Wealth control strategies

  • Destroy useless items. Burn corpses and smelt any unecessary weapons from raiders. Fire makes quick work of any flammable objects; just put them in a fireproof room, first. If you can't destroy them, then at least let them deteriorate - water errodes the fastest.
    • Weapons are quite valuable, despite traders only paying 20% for them. 30 heavy SMG-level firearms equate to 10k wealth, though raiders often carry reduced HP (reduced value) weapons.
    • Rotten corpses and damaged clothes are worth single-digit numbers of wealth. Fresh corpses are worth a fair amount, about 200/corpse, which is relevant for large raids.
  • Gift excess items to other factions. You shouldn't need 3000 units of rice to feed 5 colonists, even in the worst volcanic winter. Excess food, leathers, drugs, and even silver may not help your colony for the near future, and can easily be acquired later on. They can be donated to other factions for a goodwill boost. Eventually, you can call said factions as an ally, turning this into an investment that completely destroys wealth.
  • Simply destroy items, and try not to overproduce.
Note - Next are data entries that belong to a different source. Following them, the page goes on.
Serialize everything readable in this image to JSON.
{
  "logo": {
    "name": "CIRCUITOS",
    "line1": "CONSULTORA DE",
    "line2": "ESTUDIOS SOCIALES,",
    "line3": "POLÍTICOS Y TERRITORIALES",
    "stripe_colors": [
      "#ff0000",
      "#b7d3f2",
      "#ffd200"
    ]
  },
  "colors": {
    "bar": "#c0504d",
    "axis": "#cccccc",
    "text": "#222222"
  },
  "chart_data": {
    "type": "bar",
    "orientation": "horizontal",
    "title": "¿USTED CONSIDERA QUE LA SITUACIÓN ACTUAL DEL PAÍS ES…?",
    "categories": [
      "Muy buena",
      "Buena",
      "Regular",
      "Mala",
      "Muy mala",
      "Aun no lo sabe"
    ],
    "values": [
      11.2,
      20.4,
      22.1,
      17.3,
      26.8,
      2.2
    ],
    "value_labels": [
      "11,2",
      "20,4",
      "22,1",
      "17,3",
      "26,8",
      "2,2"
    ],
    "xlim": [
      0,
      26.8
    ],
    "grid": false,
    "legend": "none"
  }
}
If you can't be bothered to give them away, then destroy the items with fire, frag grenades. or dump them on the world map with a short caravan trip.
  • Have rooms perform multiple functions. For example, combining Dining and Recreation rooms into a larger one has 0 penalty, giving both Impressive moodlets for the cost of 1.
    • Turning bedrooms into barracks does lower mood. However, combining the barracks with their dining, recreation, and even work rooms allows you to make them all Impressive. This usually makes up for the mood loss.
    • Throne roomsContent added by the Royalty DLC and ritual roomsContent added by the Ideology DLC do not allow beds or work stations, and throne rooms do not allow ritual items. However, they can be combined with dining and recreation.
  • Accept a lower amount of "progress". You don't need an opulent carpet if your colonists are just fine with concrete and a few flower pots. Upgrades may seem small, but upgrading everywhere will quicky pile up wealth.

Wealth investment strategies

When interacting with any trader, your colony will always buy and sell at a Market Value loss. At most, it's net equal. Therefore, selling your flake actually lowers your wealth.